2016-02-26

Ne hanno parlato i giornali di tutto il mondo. Chiara Bonini, vicedirettore della divisione di immunologia, trapianti e malattie infettive dell’ospedale San Raffaele e dell’università Vita e Salute, ha presentato a Washington, nel corso del meeting annuale dell’American Association for the Advancement of Science, gli esiti di una ricerca durata più di 15 anni sulla cura delle leucemie che potrebbe salvare migliaia di vite umane. Uno studio che dimostra ancora una volta quanto sia importante investire nella ricerca medico scientifica e che potrebbe rappresentare una “svolta” nelle cure anticancro. Chiara Bonini, tornata in Italia nel 2000 dopo un periodo a Seattle, dove al suo talento e alle sue competenze ha aggiunto l’esperienza in uno degli istituti più all’avanguardia degli Stati Uniti, spiega: «Per capire come abbiamo lavorato, bisogna comprendere come funziona il nostro sistema immunitario. Nel nostro corpo esistono particolari cellule, i linfociti T, che tramite un recettore chiamato TCR riconoscono le malattie e i virus e si attivano per combattere i nemici della nostra salute quando gli agenti esterni ci attaccano. È un sistema intelligente ed efficiente. Bisogna però sottolineare due aspetti. Fino ad oggi non sapevamo quali fossero i linfociti T capaci di sopravvivere più a lungo nel nostro corpo. E, soprattutto, i linfociti non riconoscono i tumori come nemici, perché a differenza del morbillo, per esempio, si tratta di cellule interne. Dieci anni fa, ai pazienti con leucemia acuta a cui era stato trapiantato il midollo, abbiamo iniettato anche linfociti T del donatore: poiché per il corpo tutto ciò che è diverso è nemico, speravamo che i linfociti ospiti riconoscessero la leucemia come malattia.
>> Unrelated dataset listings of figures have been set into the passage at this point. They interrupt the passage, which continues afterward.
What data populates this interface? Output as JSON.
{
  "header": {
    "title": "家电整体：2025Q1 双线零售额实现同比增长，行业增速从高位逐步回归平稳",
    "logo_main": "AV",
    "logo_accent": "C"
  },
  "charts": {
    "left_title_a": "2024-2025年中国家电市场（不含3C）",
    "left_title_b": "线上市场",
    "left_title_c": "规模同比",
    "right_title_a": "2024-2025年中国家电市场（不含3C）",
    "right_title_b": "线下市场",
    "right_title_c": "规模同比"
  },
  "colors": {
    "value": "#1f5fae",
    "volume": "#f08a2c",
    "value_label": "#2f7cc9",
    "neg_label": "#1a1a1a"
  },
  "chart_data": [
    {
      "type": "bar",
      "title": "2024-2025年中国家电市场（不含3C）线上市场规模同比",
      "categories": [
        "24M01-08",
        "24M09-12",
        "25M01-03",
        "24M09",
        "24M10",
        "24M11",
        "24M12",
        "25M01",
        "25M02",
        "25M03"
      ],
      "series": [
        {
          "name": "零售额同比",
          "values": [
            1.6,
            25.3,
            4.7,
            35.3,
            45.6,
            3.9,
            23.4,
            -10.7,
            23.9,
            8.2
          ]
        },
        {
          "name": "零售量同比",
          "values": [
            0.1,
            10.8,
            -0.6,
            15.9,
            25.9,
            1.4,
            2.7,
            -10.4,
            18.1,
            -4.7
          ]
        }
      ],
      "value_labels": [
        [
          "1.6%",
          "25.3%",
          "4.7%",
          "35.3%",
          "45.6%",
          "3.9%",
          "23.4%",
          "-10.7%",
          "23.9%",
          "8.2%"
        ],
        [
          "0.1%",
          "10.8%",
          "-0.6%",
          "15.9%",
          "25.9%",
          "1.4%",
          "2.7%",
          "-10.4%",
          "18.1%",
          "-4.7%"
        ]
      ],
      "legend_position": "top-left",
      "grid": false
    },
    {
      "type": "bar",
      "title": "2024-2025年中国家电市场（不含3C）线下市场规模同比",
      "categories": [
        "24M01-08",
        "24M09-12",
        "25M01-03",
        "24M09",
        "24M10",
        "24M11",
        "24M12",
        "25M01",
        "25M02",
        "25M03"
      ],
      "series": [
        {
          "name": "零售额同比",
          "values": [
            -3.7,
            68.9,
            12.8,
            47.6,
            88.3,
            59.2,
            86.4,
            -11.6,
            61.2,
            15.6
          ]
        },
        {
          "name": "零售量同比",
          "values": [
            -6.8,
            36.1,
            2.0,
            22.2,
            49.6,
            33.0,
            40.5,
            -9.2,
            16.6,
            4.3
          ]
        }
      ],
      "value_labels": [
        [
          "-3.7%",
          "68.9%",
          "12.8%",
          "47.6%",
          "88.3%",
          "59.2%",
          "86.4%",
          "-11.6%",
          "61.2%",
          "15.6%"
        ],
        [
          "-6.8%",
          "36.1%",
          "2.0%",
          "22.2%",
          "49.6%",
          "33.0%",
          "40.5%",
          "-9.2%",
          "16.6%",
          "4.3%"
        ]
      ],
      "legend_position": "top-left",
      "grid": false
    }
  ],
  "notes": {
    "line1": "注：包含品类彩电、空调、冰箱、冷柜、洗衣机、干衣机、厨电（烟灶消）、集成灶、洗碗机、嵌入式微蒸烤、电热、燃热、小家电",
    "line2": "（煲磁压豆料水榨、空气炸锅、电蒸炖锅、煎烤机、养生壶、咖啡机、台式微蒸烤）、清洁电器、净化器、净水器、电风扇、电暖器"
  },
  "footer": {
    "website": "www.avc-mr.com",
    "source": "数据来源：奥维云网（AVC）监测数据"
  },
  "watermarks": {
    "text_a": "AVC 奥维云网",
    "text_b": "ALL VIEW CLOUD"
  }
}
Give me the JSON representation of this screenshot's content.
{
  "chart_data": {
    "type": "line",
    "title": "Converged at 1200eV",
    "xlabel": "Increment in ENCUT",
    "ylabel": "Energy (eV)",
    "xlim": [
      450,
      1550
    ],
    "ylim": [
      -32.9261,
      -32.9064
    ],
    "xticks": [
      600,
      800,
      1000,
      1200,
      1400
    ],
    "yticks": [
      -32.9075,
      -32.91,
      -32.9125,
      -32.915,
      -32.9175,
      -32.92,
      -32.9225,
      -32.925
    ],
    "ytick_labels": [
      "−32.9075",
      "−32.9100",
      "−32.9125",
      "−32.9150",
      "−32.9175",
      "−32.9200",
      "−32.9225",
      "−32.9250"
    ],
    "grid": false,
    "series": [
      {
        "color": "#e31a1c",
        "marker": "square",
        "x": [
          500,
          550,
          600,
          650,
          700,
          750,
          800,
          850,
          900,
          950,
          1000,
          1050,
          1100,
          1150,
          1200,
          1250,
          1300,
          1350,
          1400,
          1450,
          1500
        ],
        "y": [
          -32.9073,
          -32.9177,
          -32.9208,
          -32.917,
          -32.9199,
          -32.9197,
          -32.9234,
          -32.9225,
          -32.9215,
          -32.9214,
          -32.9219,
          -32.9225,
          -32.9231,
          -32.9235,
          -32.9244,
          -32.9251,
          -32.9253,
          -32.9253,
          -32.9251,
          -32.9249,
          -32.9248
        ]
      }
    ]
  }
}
Per prevenire però che l’intero organismo del paziente fosse attaccato dai linfociti del donatore li abbiamo ingegnerizzati e dotati di un gene suicida da attivare con un farmaco in caso reazione avversa nei confronti dell’organismo. In questo modo, in realtà, li abbiamo anche resi tracciabili nel tempo. Oggi molti di quei pazienti sono sani. Così abbiamo potuto a distanza di 10 anni scoprire quali linfociti siano i più longevi e dotati di migliore memoria. Ora che sappiamo su quali cellule del nostro sistema immunitario dobbiamo lavorare, possiamo immaginare di sostituire il TCR con un recettore che riconosca i tumori come nemici e diventi una sorta di farmaco vivente. La strada è ancora lunga, ma è sicuramente da percorrere».